Mangrove forests serve as yet another illustration. The composition of their habitat changed somewhat because there were no rats (Rallidae spp.) or grouse (Dendrocygna spp.), just egrets (Egretta spp.) or herons (Ardeidae spp.). The variety of waterbirds that visit or settle might provide insight into the health of a wetland.


The great economic value of a wetland, as was the case on the coast of Java Island, influences changes in waterbird habitat. Fish and shrimp ponds replaced the native habitat of the inhabitants. Changes in this waterbird’s environment started to spread to Sumatra and Kalimantan.


Farmers will experience financial difficulties as a result of the declining number of waterbirds that inhabit rice fields. Egrets (Egretta spp.), which consume rice pests like grasshoppers, are one species of waterbird that controls pests in rice fields. As egret populations decline, rice plants will produce less because pests will attack them more often.


Waterbirds perform a variety of other ecological tasks in addition to controlling pests. For instance, mice birds (Rallidae spp.) function as decomposers since they consume insects in addition to being herbivores who consume decaying vegetation. Moreover, there is a subspecies of Benjut Duck called Annas gibberifrons whose job it is to control the proliferation of algae, or freshwater or marine organisms.
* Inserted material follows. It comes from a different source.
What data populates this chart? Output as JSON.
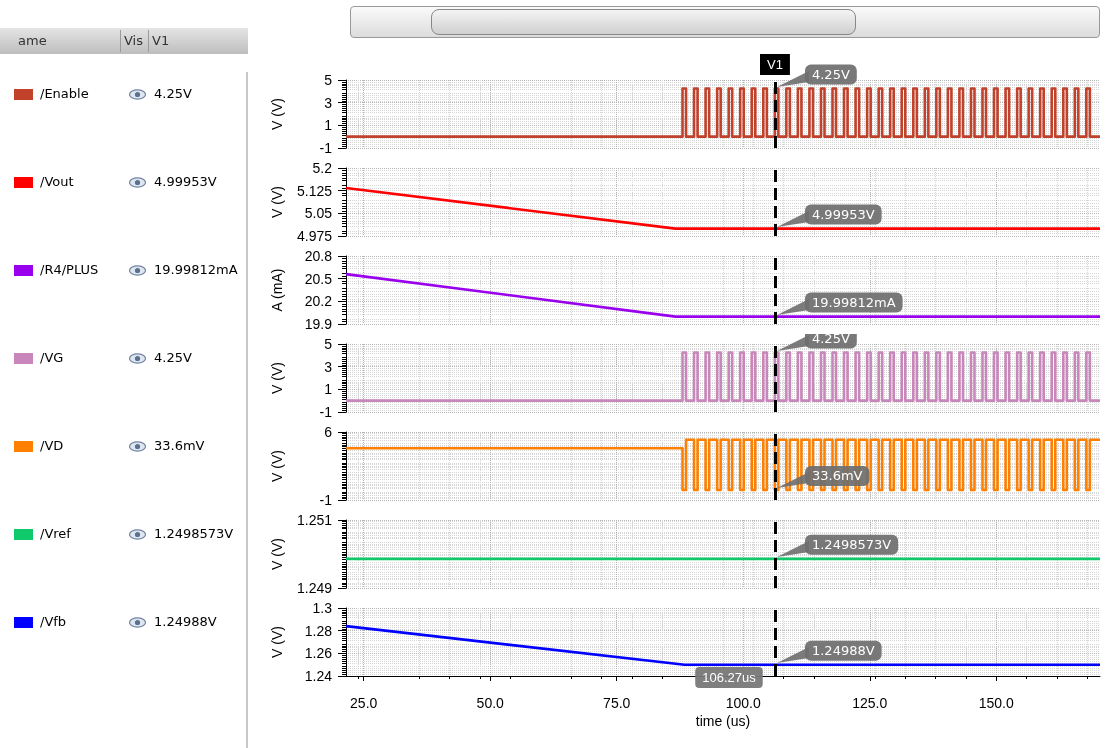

Due to a shortage of oxygen, the expanding algae population causes lake waters to appear red or yellow.

Tough Challenge


It goes without saying that protecting against the threat of extinction is extremely difficult. The fact that this waterbird is protected is not widely known. Another alternative is that they are unconcerned for the conventional reason, which is the current economic crisis.


The Biodiversity Warriors of KEHATI will always take part in AWC events and keep up their advocacy for these waterbirds.


They hope that the younger generation will become friends and take action to raise awareness about the value of protecting water birds and their environment. Although the government also faces limitations, such as a small budget and staff, the Ministry of Environment and Forestry supports the work done by AWC and NGOs.


Adding more mangroves to the wetland environment is one of the things that can be done in cooperation with the government. There will be education about planting mangrove trees as a support for the wetlands that locals use as fish ponds.


This mangrove tree serves as a shelter to allow fish to consume the waterbird droppings. Fish receive nutrition from the droppings of waterbird. Ponds with mangrove plants placed in them produce results that have a high market value.